ECLI:NL:RVS:2021:1933
Raad van State
- Voorlopige voorziening
- G.M.H. Hoogvliet
- Rechtspraak.nl
Afwijzing verzoek voorlopige voorziening asielaanvraag vreemdeling
Op 30 augustus 2021 heeft de voorzieningenrechter van de Afdeling bestuursrechtspraak van de Raad van State uitspraak gedaan op een verzoek om het treffen van een voorlopige voorziening in het kader van een hoger beroep van een vreemdeling tegen de afwijzing van zijn aanvraag voor een verblijfsvergunning asiel. De staatssecretaris van Justitie en Veiligheid had op 31 maart 2020 de aanvraag van de vreemdeling afgewezen. De rechtbank Den Haag, zittingsplaats Arnhem, verklaarde op 2 augustus 2021 het beroep van de vreemdeling ongegrond. Hierop heeft de vreemdeling hoger beroep ingesteld en verzocht om een voorlopige voorziening.

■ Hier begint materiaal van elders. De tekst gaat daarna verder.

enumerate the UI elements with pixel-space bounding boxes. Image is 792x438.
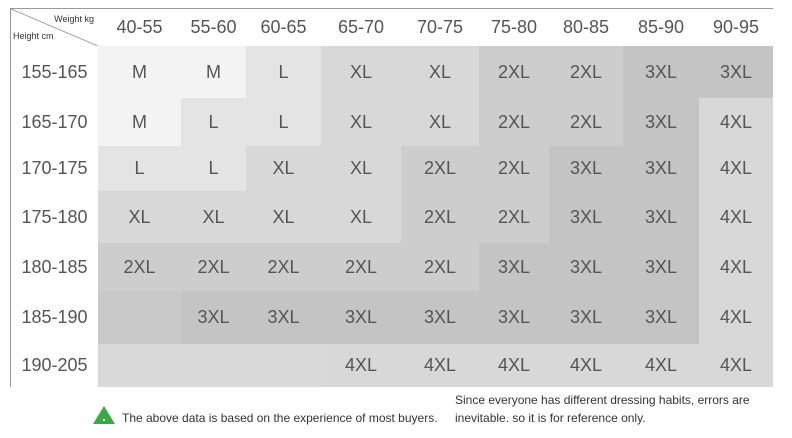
size-cell: 3XL	[623, 46, 699, 98]
size-cell: L	[181, 146, 246, 191]
size-cell: 3XL	[623, 146, 699, 191]
size-cell: L	[181, 98, 246, 146]
size-cell: 2XL	[479, 98, 549, 146]
column-header: 85-90	[623, 9, 699, 46]
column-header: 55-60	[181, 9, 246, 46]
size-cell: 2XL	[549, 98, 623, 146]
size-cell: L	[246, 98, 321, 146]
size-cell: XL	[321, 98, 401, 146]
size-cell: XL	[246, 191, 321, 243]
size-cell	[98, 344, 181, 387]
corner-cell: Weight kg Height cm	[11, 9, 98, 46]
size-cell: 4XL	[623, 344, 699, 387]
size-cell: 3XL	[479, 243, 549, 291]
column-header: 40-55	[98, 9, 181, 46]
size-cell: 3XL	[623, 243, 699, 291]
column-header: 80-85	[549, 9, 623, 46]
row-header: 190-205	[11, 344, 98, 387]
weight-label: Weight kg	[54, 14, 94, 24]
size-cell	[98, 291, 181, 344]
size-cell: XL	[321, 191, 401, 243]
size-cell: M	[181, 46, 246, 98]
size-cell: 4XL	[699, 243, 773, 291]
row-header: 170-175	[11, 146, 98, 191]
size-cell: 3XL	[699, 46, 773, 98]
size-cell: 3XL	[623, 191, 699, 243]
size-cell	[246, 344, 321, 387]
size-cell: 2XL	[98, 243, 181, 291]
size-table: Weight kg Height cm 40-55 55-60 60-65 65-70…	[10, 8, 773, 387]
size-cell: XL	[181, 191, 246, 243]
size-cell: 4XL	[549, 344, 623, 387]
size-cell	[181, 344, 246, 387]
size-cell: 4XL	[479, 344, 549, 387]
column-header: 65-70	[321, 9, 401, 46]
size-cell: 2XL	[321, 243, 401, 291]
size-cell: 3XL	[401, 291, 479, 344]
column-header: 75-80	[479, 9, 549, 46]
size-cell: 3XL	[246, 291, 321, 344]
size-cell: 4XL	[699, 291, 773, 344]
size-cell: 3XL	[479, 291, 549, 344]
size-cell: XL	[401, 98, 479, 146]
column-header: 70-75	[401, 9, 479, 46]
size-cell: 3XL	[549, 291, 623, 344]
size-cell: 4XL	[321, 344, 401, 387]
warning-icon	[93, 406, 115, 424]
size-cell: 3XL	[623, 98, 699, 146]
size-cell: L	[246, 46, 321, 98]
size-cell: XL	[98, 191, 181, 243]
column-header: 90-95	[699, 9, 773, 46]
size-cell: 2XL	[479, 191, 549, 243]
size-cell: 2XL	[246, 243, 321, 291]
footer-disclaimer: Since everyone has different dressing ha…	[455, 393, 750, 407]
size-cell: 3XL	[549, 191, 623, 243]
size-cell: 4XL	[699, 146, 773, 191]
size-cell: XL	[401, 46, 479, 98]
size-cell: 3XL	[623, 291, 699, 344]
size-cell: 2XL	[401, 243, 479, 291]
size-cell: M	[98, 46, 181, 98]
row-header: 180-185	[11, 243, 98, 291]
row-header: 185-190	[11, 291, 98, 344]
size-cell: XL	[321, 46, 401, 98]
size-cell: L	[98, 146, 181, 191]
footer-disclaimer: inevitable. so it is for reference only.	[455, 411, 646, 425]
size-cell: 2XL	[401, 191, 479, 243]
height-label: Height cm	[13, 31, 54, 41]
footer-note: The above data is based on the experienc…	[122, 411, 438, 425]
size-cell: 2XL	[479, 146, 549, 191]
size-cell: 2XL	[401, 146, 479, 191]
corner-diagonal	[11, 9, 98, 46]
row-header: 175-180	[11, 191, 98, 243]
size-cell: 3XL	[549, 146, 623, 191]
row-header: 165-170	[11, 98, 98, 146]
size-cell: 2XL	[181, 243, 246, 291]
size-cell: XL	[246, 146, 321, 191]
size-cell: 4XL	[699, 344, 773, 387]
size-cell: 3XL	[549, 243, 623, 291]
row-header: 155-165	[11, 46, 98, 98]
size-cell: 4XL	[699, 191, 773, 243]
size-cell: 2XL	[549, 46, 623, 98]
column-header: 60-65	[246, 9, 321, 46]
size-cell: 4XL	[699, 98, 773, 146]
size-cell: 4XL	[401, 344, 479, 387]
size-cell: 3XL	[181, 291, 246, 344]
size-cell: M	[98, 98, 181, 146]
size-cell: XL	[321, 146, 401, 191]
size-cell: 3XL	[321, 291, 401, 344]
size-cell: 2XL	[479, 46, 549, 98]
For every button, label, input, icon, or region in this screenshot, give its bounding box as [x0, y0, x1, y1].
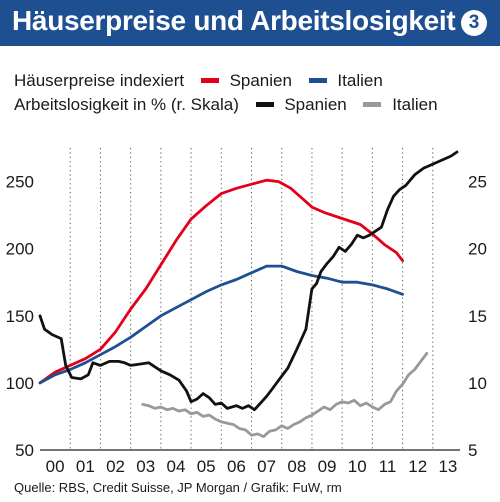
legend-item-label: Italien [392, 94, 438, 114]
right-axis-tick-label: 10 [468, 374, 487, 393]
left-axis-tick-label: 200 [6, 240, 34, 259]
legend-item-label: Spanien [229, 70, 292, 90]
series-line-unemployment-spanien [38, 150, 459, 412]
series-line-house-prices-italien [38, 264, 405, 385]
legend-item-label: Italien [337, 70, 383, 90]
x-axis-tick-label: 12 [408, 457, 427, 476]
x-axis-tick-label: 10 [348, 457, 367, 476]
series-line-house-prices-spanien [38, 178, 405, 385]
x-axis-tick-label: 08 [287, 457, 306, 476]
legend-swatch-blue [308, 78, 327, 84]
left-axis-tick-label: 250 [6, 173, 34, 192]
legend-swatch-black [255, 102, 274, 108]
legend-swatch-red [200, 78, 219, 84]
x-axis-tick-label: 13 [438, 457, 457, 476]
x-axis-tick-label: 09 [318, 457, 337, 476]
legend-group-label: Arbeitslosigkeit in % (r. Skala) [14, 94, 239, 114]
source-note: Quelle: RBS, Credit Suisse, JP Morgan / … [14, 480, 342, 495]
right-axis-tick-label: 25 [468, 173, 487, 192]
legend-swatch-grey [363, 102, 382, 108]
x-axis-tick-label: 02 [106, 457, 125, 476]
right-axis-tick-label: 15 [468, 307, 487, 326]
chart-title: Häuserpreise und Arbeitslosigkeit [12, 5, 456, 36]
x-axis-tick-label: 01 [76, 457, 95, 476]
left-axis-tick-label: 100 [6, 374, 34, 393]
x-axis-tick-label: 03 [136, 457, 155, 476]
legend-group-label: Häuserpreise indexiert [14, 70, 185, 90]
legend-item-label: Spanien [284, 94, 347, 114]
legend-row-house-prices: Häuserpreise indexiert Spanien Italien [14, 70, 383, 91]
right-axis-tick-label: 20 [468, 240, 487, 259]
x-axis-tick-label: 11 [379, 457, 397, 476]
right-axis-tick-label: 5 [468, 441, 477, 460]
x-axis-tick-label: 00 [46, 457, 65, 476]
series-line-unemployment-italien [141, 351, 429, 439]
figure-number-badge: 3 [461, 10, 487, 36]
title-bar: Häuserpreise und Arbeitslosigkeit 3 [0, 0, 500, 46]
left-axis-tick-label: 150 [6, 307, 34, 326]
left-axis-tick-label: 50 [15, 441, 34, 460]
x-axis-tick-label: 07 [257, 457, 276, 476]
x-axis-tick-label: 04 [167, 457, 186, 476]
legend-row-unemployment: Arbeitslosigkeit in % (r. Skala) Spanien… [14, 94, 438, 115]
x-axis-tick-label: 05 [197, 457, 216, 476]
x-axis-tick-label: 06 [227, 457, 246, 476]
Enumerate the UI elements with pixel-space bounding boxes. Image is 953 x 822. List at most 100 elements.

De voorzieningenrechter heeft op 9 augustus 2021 een ordemaatregel getroffen, waardoor de voorgenomen beëindiging van de opvang van de vreemdeling op 10 augustus 2021 niet doorging. Dit was noodzakelijk omdat de stukken voor de beoordeling van het hoger beroep nog niet beschikbaar waren. In de uitspraak van 30 augustus 2021 werd de vraag behandeld of de vreemdeling kan worden uitgezet of dat de verstrekkingen op basis van de Wet Centraal Orgaan opvang asielzoekers kunnen worden beëindigd tijdens de behandeling van het hoger beroep.
De staatssecretaris heeft gesteld dat de vreemdeling op grond van artikel 3 van het EVRM niet naar Turkije kan worden uitgezet. De voorzieningenrechter oordeelde dat er op dat moment geen reden was om aan te nemen dat de eerdere uitspraak in hoger beroep zou worden vernietigd. Daarom werd het verzoek om een voorlopige voorziening afgewezen. De staatssecretaris werd niet verplicht om de proceskosten te vergoeden.